Allelic variation and differential expression of methionine-rich delta-zeins in maize inbred lines B73 and W23a1.

Abstract

The sulfur-amino-acid-rich delta-zeins of maize ( Zea mays L.) are represented by 18-kDa and 10-kDa proteins. We have cloned a novel 11-kDa methionine-rich delta-zein from developing endosperm of the inbred line W23a1. The nucleotide sequence of this new delta-zein is identical to the published 10-kDa delta-zein, except for an insertion of 18 nucleotides between +316 and +333 bp from the translation start site. Antibodies raised against the recombinant 18-kDa delta-zein recognized both the 18-kDa and 10-kDa delta-zein from total seed protein extracts of different maize inbred lines. Western blot analysis revealed differences in the levels of the delta-zeins in different inbred lines and some of the inbred lines lacked either the 10-kDa or the 18-kDa delta-zeins. Northern blot analysis revealed temporal differences in the RNA transcript levels of the 11-kDa and 18-kDa delta-zeins between B73 and W23a1. Such differences were not evident on Western blot analysis where similar protein accumulation profiles were seen for both lines.
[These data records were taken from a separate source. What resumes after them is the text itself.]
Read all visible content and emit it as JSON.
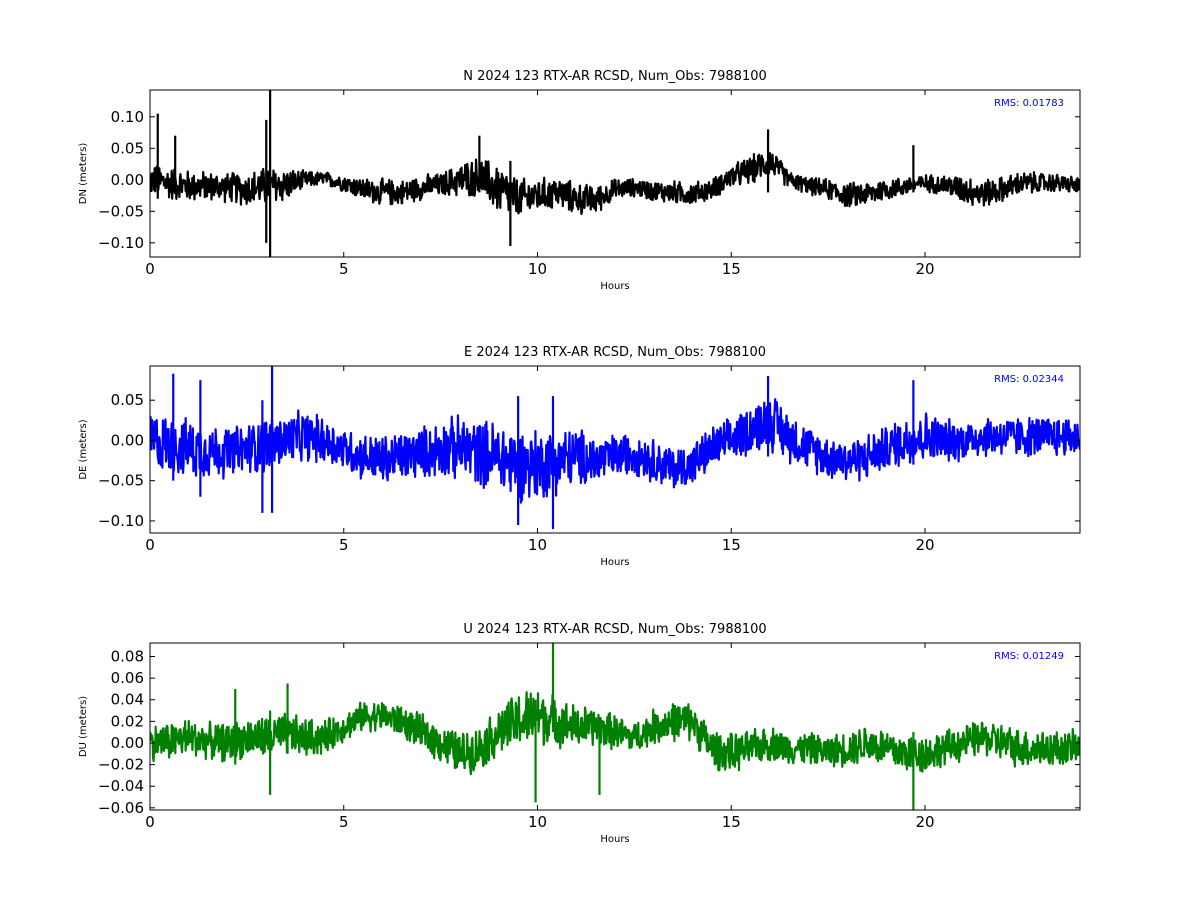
{
  "chart_data": [
    {
      "type": "line",
      "title": "N 2024 123 RTX-AR  RCSD, Num_Obs: 7988100",
      "xlabel": "Hours",
      "ylabel": "DN (meters)",
      "xlim": [
        0,
        24
      ],
      "ylim": [
        -0.1225,
        0.1425
      ],
      "xticks": [
        "0",
        "5",
        "10",
        "15",
        "20"
      ],
      "yticks": [
        "0.10",
        "0.05",
        "0.00",
        "−0.05",
        "−0.10"
      ],
      "ytick_values": [
        0.1,
        0.05,
        0.0,
        -0.05,
        -0.1
      ],
      "rms_text": "RMS:  0.01783",
      "rms_color": "#0000ff",
      "series": [
        {
          "color": "#000000",
          "x": [
            0,
            0.5,
            1,
            1.5,
            2,
            2.5,
            3,
            3.5,
            4,
            4.5,
            5,
            5.5,
            6,
            6.5,
            7,
            7.5,
            8,
            8.5,
            9,
            9.5,
            10,
            10.5,
            11,
            11.5,
            12,
            12.5,
            13,
            13.5,
            14,
            14.5,
            15,
            15.5,
            16,
            16.5,
            17,
            17.5,
            18,
            18.5,
            19,
            19.5,
            20,
            20.5,
            21,
            21.5,
            22,
            22.5,
            23,
            23.5,
            24
          ],
          "y": [
            0,
            -0.005,
            -0.01,
            -0.01,
            -0.012,
            -0.015,
            -0.01,
            -0.008,
            0,
            0.002,
            -0.005,
            -0.015,
            -0.02,
            -0.02,
            -0.012,
            -0.008,
            0,
            0.005,
            -0.015,
            -0.03,
            -0.025,
            -0.02,
            -0.03,
            -0.032,
            -0.015,
            -0.012,
            -0.018,
            -0.02,
            -0.022,
            -0.015,
            0.005,
            0.015,
            0.03,
            0,
            -0.01,
            -0.015,
            -0.025,
            -0.022,
            -0.015,
            -0.01,
            -0.005,
            -0.008,
            -0.015,
            -0.022,
            -0.015,
            -0.005,
            -0.005,
            -0.005,
            -0.01
          ],
          "band": [
            0.028,
            0.03,
            0.028,
            0.026,
            0.026,
            0.03,
            0.035,
            0.03,
            0.015,
            0.012,
            0.015,
            0.02,
            0.024,
            0.022,
            0.022,
            0.02,
            0.03,
            0.035,
            0.045,
            0.035,
            0.03,
            0.028,
            0.028,
            0.025,
            0.018,
            0.016,
            0.018,
            0.02,
            0.02,
            0.018,
            0.02,
            0.025,
            0.025,
            0.015,
            0.015,
            0.018,
            0.022,
            0.022,
            0.02,
            0.016,
            0.015,
            0.018,
            0.025,
            0.025,
            0.022,
            0.02,
            0.018,
            0.016,
            0.015
          ]
        }
      ],
      "spikes": [
        {
          "x": 3.1,
          "min": -0.1225,
          "max": 0.1425
        },
        {
          "x": 0.2,
          "min": -0.03,
          "max": 0.105
        },
        {
          "x": 0.65,
          "min": -0.02,
          "max": 0.07
        },
        {
          "x": 3.0,
          "min": -0.1,
          "max": 0.095
        },
        {
          "x": 8.5,
          "min": -0.02,
          "max": 0.07
        },
        {
          "x": 9.3,
          "min": -0.105,
          "max": 0.03
        },
        {
          "x": 15.95,
          "min": -0.02,
          "max": 0.08
        },
        {
          "x": 19.7,
          "min": -0.02,
          "max": 0.055
        }
      ]
    },
    {
      "type": "line",
      "title": "E 2024 123 RTX-AR  RCSD, Num_Obs: 7988100",
      "xlabel": "Hours",
      "ylabel": "DE (meters)",
      "xlim": [
        0,
        24
      ],
      "ylim": [
        -0.115,
        0.0925
      ],
      "xticks": [
        "0",
        "5",
        "10",
        "15",
        "20"
      ],
      "yticks": [
        "0.05",
        "0.00",
        "−0.05",
        "−0.10"
      ],
      "ytick_values": [
        0.05,
        0.0,
        -0.05,
        -0.1
      ],
      "rms_text": "RMS:  0.02344",
      "rms_color": "#0000ff",
      "series": [
        {
          "color": "#0000ff",
          "x": [
            0,
            0.5,
            1,
            1.5,
            2,
            2.5,
            3,
            3.5,
            4,
            4.5,
            5,
            5.5,
            6,
            6.5,
            7,
            7.5,
            8,
            8.5,
            9,
            9.5,
            10,
            10.5,
            11,
            11.5,
            12,
            12.5,
            13,
            13.5,
            14,
            14.5,
            15,
            15.5,
            16,
            16.5,
            17,
            17.5,
            18,
            18.5,
            19,
            19.5,
            20,
            20.5,
            21,
            21.5,
            22,
            22.5,
            23,
            23.5,
            24
          ],
          "y": [
            0,
            -0.005,
            -0.01,
            -0.012,
            -0.015,
            -0.01,
            -0.005,
            0,
            0.005,
            0,
            -0.01,
            -0.02,
            -0.025,
            -0.02,
            -0.015,
            -0.01,
            -0.01,
            -0.015,
            -0.02,
            -0.03,
            -0.03,
            -0.025,
            -0.02,
            -0.025,
            -0.02,
            -0.015,
            -0.025,
            -0.035,
            -0.03,
            -0.01,
            0,
            0.015,
            0.025,
            0.005,
            -0.01,
            -0.02,
            -0.025,
            -0.02,
            -0.01,
            0,
            0.005,
            0,
            0,
            0.005,
            0.005,
            0.005,
            0.005,
            0.005,
            0.005
          ],
          "band": [
            0.04,
            0.04,
            0.04,
            0.038,
            0.035,
            0.035,
            0.04,
            0.035,
            0.035,
            0.032,
            0.03,
            0.032,
            0.035,
            0.035,
            0.035,
            0.04,
            0.045,
            0.045,
            0.05,
            0.05,
            0.05,
            0.045,
            0.04,
            0.035,
            0.03,
            0.03,
            0.03,
            0.03,
            0.03,
            0.03,
            0.03,
            0.035,
            0.04,
            0.035,
            0.03,
            0.03,
            0.03,
            0.032,
            0.03,
            0.035,
            0.035,
            0.03,
            0.028,
            0.028,
            0.028,
            0.028,
            0.028,
            0.028,
            0.028
          ]
        }
      ],
      "spikes": [
        {
          "x": 3.15,
          "min": -0.09,
          "max": 0.0925
        },
        {
          "x": 0.6,
          "min": -0.05,
          "max": 0.083
        },
        {
          "x": 1.3,
          "min": -0.07,
          "max": 0.075
        },
        {
          "x": 2.9,
          "min": -0.09,
          "max": 0.05
        },
        {
          "x": 9.5,
          "min": -0.105,
          "max": 0.055
        },
        {
          "x": 10.4,
          "min": -0.11,
          "max": 0.055
        },
        {
          "x": 15.95,
          "min": -0.02,
          "max": 0.08
        },
        {
          "x": 19.7,
          "min": -0.03,
          "max": 0.075
        }
      ]
    },
    {
      "type": "line",
      "title": "U 2024 123 RTX-AR  RCSD, Num_Obs: 7988100",
      "xlabel": "Hours",
      "ylabel": "DU (meters)",
      "xlim": [
        0,
        24
      ],
      "ylim": [
        -0.062,
        0.0925
      ],
      "xticks": [
        "0",
        "5",
        "10",
        "15",
        "20"
      ],
      "yticks": [
        "0.08",
        "0.06",
        "0.04",
        "0.02",
        "0.00",
        "−0.02",
        "−0.04",
        "−0.06"
      ],
      "ytick_values": [
        0.08,
        0.06,
        0.04,
        0.02,
        0.0,
        -0.02,
        -0.04,
        -0.06
      ],
      "rms_text": "RMS:  0.01249",
      "rms_color": "#0000ff",
      "series": [
        {
          "color": "#008000",
          "x": [
            0,
            0.5,
            1,
            1.5,
            2,
            2.5,
            3,
            3.5,
            4,
            4.5,
            5,
            5.5,
            6,
            6.5,
            7,
            7.5,
            8,
            8.5,
            9,
            9.5,
            10,
            10.5,
            11,
            11.5,
            12,
            12.5,
            13,
            13.5,
            14,
            14.5,
            15,
            15.5,
            16,
            16.5,
            17,
            17.5,
            18,
            18.5,
            19,
            19.5,
            20,
            20.5,
            21,
            21.5,
            22,
            22.5,
            23,
            23.5,
            24
          ],
          "y": [
            0,
            0.002,
            0.005,
            0.002,
            0,
            0.005,
            0.005,
            0.008,
            0.005,
            0.005,
            0.015,
            0.025,
            0.025,
            0.02,
            0.01,
            0,
            -0.01,
            -0.005,
            0.01,
            0.02,
            0.025,
            0.02,
            0.015,
            0.015,
            0.01,
            0.005,
            0.015,
            0.02,
            0.02,
            -0.005,
            -0.01,
            -0.005,
            0,
            -0.005,
            -0.005,
            -0.008,
            -0.005,
            0,
            -0.005,
            -0.01,
            -0.01,
            -0.005,
            0,
            0.005,
            0,
            -0.005,
            -0.005,
            -0.005,
            -0.005
          ],
          "band": [
            0.018,
            0.02,
            0.02,
            0.018,
            0.02,
            0.02,
            0.022,
            0.022,
            0.02,
            0.018,
            0.015,
            0.015,
            0.016,
            0.016,
            0.018,
            0.02,
            0.022,
            0.022,
            0.025,
            0.03,
            0.03,
            0.025,
            0.022,
            0.02,
            0.018,
            0.016,
            0.018,
            0.02,
            0.02,
            0.02,
            0.02,
            0.018,
            0.018,
            0.016,
            0.016,
            0.016,
            0.018,
            0.02,
            0.02,
            0.02,
            0.02,
            0.018,
            0.018,
            0.018,
            0.02,
            0.02,
            0.02,
            0.018,
            0.018
          ]
        }
      ],
      "spikes": [
        {
          "x": 10.4,
          "min": 0.01,
          "max": 0.0925
        },
        {
          "x": 3.1,
          "min": -0.048,
          "max": 0.03
        },
        {
          "x": 3.55,
          "min": -0.01,
          "max": 0.055
        },
        {
          "x": 2.2,
          "min": -0.02,
          "max": 0.05
        },
        {
          "x": 9.95,
          "min": -0.055,
          "max": 0.04
        },
        {
          "x": 11.6,
          "min": -0.048,
          "max": 0.02
        },
        {
          "x": 19.7,
          "min": -0.062,
          "max": 0.01
        }
      ]
    }
  ]
}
Immunostaining of paraffin sections of developing maize endosperm with the 18-kDa delta-zein antibodies revealed specific labeling of protein bodies found in the first few starchy layers from the aleurone layer. Electron-microscopic observation of thin-sections of B73 and W23a1 endosperm cells confirmed the presence of recently discovered novel, vacuole-like structures in these inbred lines. Immunogold labeling studies revealed that the delta-zeins were localized in the endoplasmic-reticulum-derived protein bodies and showed no preferential gold particle labeling over either the light or electron-dense material found in these protein bodies.